Begitu saya sampai di meja kerja, saya dikejutkan oleh sebuah pemandangan kecil yang tak saya duga ternyata di atas meja saya sudah ada satu bungkus gethuk yang sama, diletakkan oleh seseorang entah siapa, mungkin Bu Ning atau teman lain yang tahu saya suka makanan tradisional.
Saya sempat terdiam, tersenyum kecil. Dalam hati saya berkata, “Wah, ternyata sudah ada. Kalau begitu, yang saya ambil tadi lebih baik dikembalikan.”
Dengan langkah ringan, saya memutar arah dan kembali ke meja Bu Ning. Saya letakkan bungkus yang saya ambil tadi dengan pelan di atas mejanya.
“Bu, sudah ada di meja. Tadi saya tidak tahu, makanya ambil lagi. Ini saya kembalikan, biar teman lain juga bisa kebagian,” ucap saya dengan senyum.
Bu Ning membalas dengan ramah, “Wah, iya Bu, tadi saya yang taruh di meja njenengan. Makasih ya sudah dikembalikan. Kadang kalau kita buru-buru, memang suka nggak sadar.”
Saya hanya mengangguk. Momen kecil seperti itu mungkin tampak sepele, tapi entah kenapa, hati saya hangat. Ada nilai kejujuran, perhatian, dan kebersamaan yang mengalir diam-diam. Bahkan dari sekadar bungkusan makanan.
Lalu, apa sebenarnya gethuk mawur?
Gethuk mawur adalah makanan khas dari ketela pohon atau singkong yang ditumbuk tidak sampai halus. Mawur, dalam bahasa Jawa, berarti ‘berhamburan’ atau ‘tersebar’, maka ketelanya tidak dibentuk padat dan rapi, melainkan dibiarkan sedikit bercecer. Teksturnya unik, rasa gurihnya menonjol karena kelapa parut yang dicampur dengan sedikit garam, dan aromanya wangi karena dibungkus daun pisang. Gethuk ini sederhana tapi kaya cita rasa. Sekali mencicip, bisa ketagihan.
Saya duduk perlahan di kursi dekat jendela, membuka bungkus gethuk saya yang ternyata sudah disiapkan sejak tadi. Saya mencuil sepotong kecil dengan tangan. Lembut, gurih, dan sedikit kasar teksturnya masih terasa. Rasanya membawa saya pada kenangan masa kecil.

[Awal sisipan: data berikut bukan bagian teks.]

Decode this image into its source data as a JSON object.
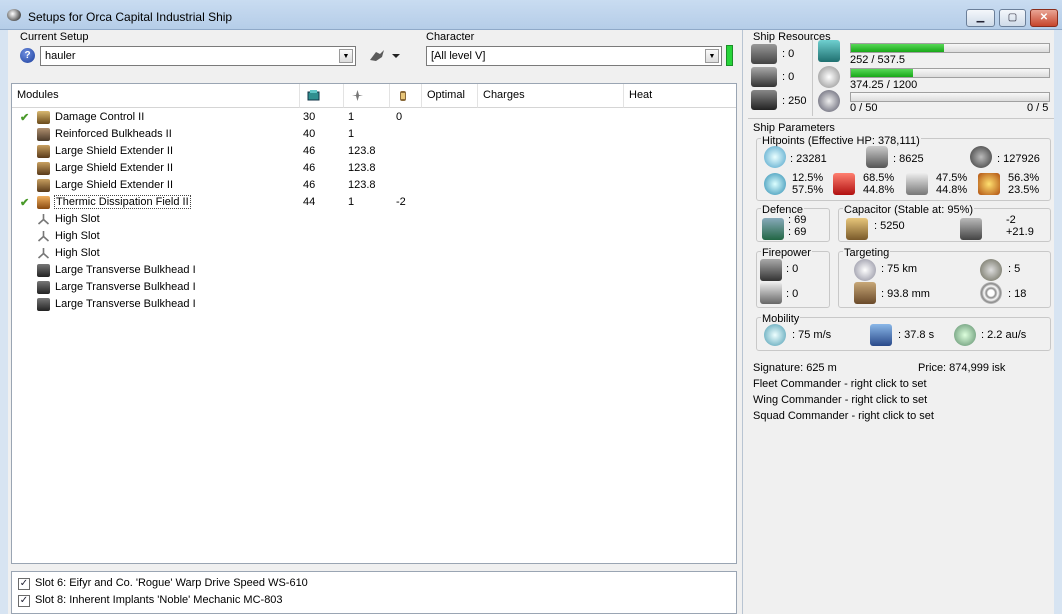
{
  "window": {
    "title": "Setups for Orca Capital Industrial Ship"
  },
  "setup": {
    "label": "Current Setup",
    "value": "hauler"
  },
  "character": {
    "label": "Character",
    "value": "[All level V]"
  },
  "modules_table": {
    "columns": {
      "modules": "Modules",
      "optimal": "Optimal",
      "charges": "Charges",
      "heat": "Heat"
    },
    "rows": [
      {
        "checked": true,
        "name": "Damage Control II",
        "cpu": "30",
        "pg": "1",
        "cap": "0"
      },
      {
        "checked": false,
        "name": "Reinforced Bulkheads II",
        "cpu": "40",
        "pg": "1",
        "cap": ""
      },
      {
        "checked": false,
        "name": "Large Shield Extender II",
        "cpu": "46",
        "pg": "123.8",
        "cap": ""
      },
      {
        "checked": false,
        "name": "Large Shield Extender II",
        "cpu": "46",
        "pg": "123.8",
        "cap": ""
      },
      {
        "checked": false,
        "name": "Large Shield Extender II",
        "cpu": "46",
        "pg": "123.8",
        "cap": ""
      },
      {
        "checked": true,
        "name": "Thermic Dissipation Field II",
        "cpu": "44",
        "pg": "1",
        "cap": "-2"
      },
      {
        "checked": false,
        "name": "High Slot",
        "cpu": "",
        "pg": "",
        "cap": ""
      },
      {
        "checked": false,
        "name": "High Slot",
        "cpu": "",
        "pg": "",
        "cap": ""
      },
      {
        "checked": false,
        "name": "High Slot",
        "cpu": "",
        "pg": "",
        "cap": ""
      },
      {
        "checked": false,
        "name": "Large Transverse Bulkhead I",
        "cpu": "",
        "pg": "",
        "cap": ""
      },
      {
        "checked": false,
        "name": "Large Transverse Bulkhead I",
        "cpu": "",
        "pg": "",
        "cap": ""
      },
      {
        "checked": false,
        "name": "Large Transverse Bulkhead I",
        "cpu": "",
        "pg": "",
        "cap": ""
      }
    ]
  },
  "implants": [
    {
      "checked": true,
      "label": "Slot 6: Eifyr and Co. 'Rogue' Warp Drive Speed WS-610"
    },
    {
      "checked": true,
      "label": "Slot 8: Inherent Implants 'Noble' Mechanic MC-803"
    }
  ],
  "resources": {
    "title": "Ship Resources",
    "turrets": ": 0",
    "launchers": ": 0",
    "drone_bay": ": 250",
    "cpu": {
      "text": "252 / 537.5",
      "fraction": 0.469
    },
    "powergrid": {
      "text": "374.25 / 1200",
      "fraction": 0.312
    },
    "drone_bw": {
      "text": "0 / 50",
      "fraction": 0.0,
      "slots": "0 / 5"
    }
  },
  "params": {
    "title": "Ship Parameters",
    "hitpoints": {
      "title": "Hitpoints (Effective HP: 378,111)",
      "shield": ": 23281",
      "armor": ": 8625",
      "structure": ": 127926",
      "em": {
        "a": "12.5%",
        "b": "57.5%"
      },
      "thermal": {
        "a": "68.5%",
        "b": "44.8%"
      },
      "kinetic": {
        "a": "47.5%",
        "b": "44.8%"
      },
      "explosive": {
        "a": "56.3%",
        "b": "23.5%"
      }
    },
    "defence": {
      "title": "Defence",
      "a": ": 69",
      "b": ": 69"
    },
    "capacitor": {
      "title": "Capacitor (Stable at: 95%)",
      "amount": ": 5250",
      "use": "-2",
      "recharge": "+21.9"
    },
    "firepower": {
      "title": "Firepower",
      "a": ": 0",
      "b": ": 0"
    },
    "targeting": {
      "title": "Targeting",
      "range": ": 75 km",
      "targets": ": 5",
      "resolution": ": 93.8 mm",
      "sensor": ": 18"
    },
    "mobility": {
      "title": "Mobility",
      "speed": ": 75 m/s",
      "align": ": 37.8 s",
      "warp": ": 2.2 au/s"
    },
    "signature": "Signature: 625 m",
    "price": "Price: 874,999 isk",
    "fleet": "Fleet Commander - right click to set",
    "wing": "Wing Commander - right click to set",
    "squad": "Squad Commander - right click to set"
  }
}
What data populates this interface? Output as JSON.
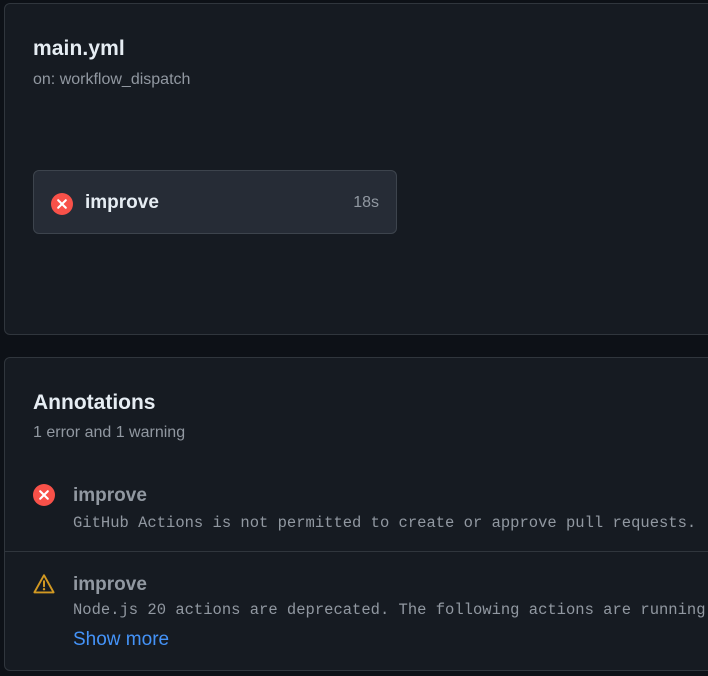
{
  "workflow": {
    "file_name": "main.yml",
    "trigger": "on: workflow_dispatch",
    "job": {
      "name": "improve",
      "duration": "18s",
      "status": "failure",
      "status_icon": "x-circle-fill-icon"
    }
  },
  "annotations": {
    "title": "Annotations",
    "summary": "1 error and 1 warning",
    "items": [
      {
        "type": "error",
        "icon": "x-circle-fill-icon",
        "job": "improve",
        "message": "GitHub Actions is not permitted to create or approve pull requests."
      },
      {
        "type": "warning",
        "icon": "alert-triangle-icon",
        "job": "improve",
        "message": "Node.js 20 actions are deprecated. The following actions are running",
        "show_more_label": "Show more"
      }
    ]
  },
  "colors": {
    "background": "#0d1117",
    "panel": "#161b22",
    "border": "#30363d",
    "error": "#f85149",
    "warning": "#d29922",
    "link": "#4493f8",
    "muted_text": "#9198a1",
    "primary_text": "#e6edf3"
  }
}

Gethuk ini bukan sekadar jajanan pasar. Ia membawa serta kenangan masa lalu. Dulu Ibu saya sering membelikan gethuk mawur sepulang dari pasar tradisional. Kami biasa menikmatinya di pagi hari, di beranda rumah yang sederhana, sambil menyeruput teh panas. Saat itu saya belum tahu apa istimewanya. Tapi hari ini, duduk di ruang guru sambil menikmati gethuk buatan tangan tulus yang dibawa oleh Bu Ning, saya benar-benar paham bahwa makanan ini menyimpan rasa rindu dan nilai kebersamaan.
Saya melirik ke arah Bu Ning yang sedang membagikan bungkus-bungkus gethuk lainnya ke rekan guru. Wajahnya berseri-seri, seperti sedang membagikan kebahagiaan yang dibawanya dari rumah. Saya mendekat dan berkata, “Bu Ning, ini gethuknya enak banget. Gurihnya pas, kelapanya gurih sekali.”
Beliau tersenyum. “Alhamdulillah, Bu Saida. Itu belinya di dekat rumah. Saya tadi hanya bantu bungkus dan bawa ke sekolah. Katanya, makanan seperti ini jangan dilupakan.”
Saya mengangguk, sepenuh hati. Memang, di tengah serbuan jajanan kekinian, gethuk mawur tetap punya tempat. Ia bukan hanya mengenyangkan, tapi mengingatkan bahwa kebaikan bisa dibagi lewat hal sederhana. Semoga bermanfaat dan menginspirasi.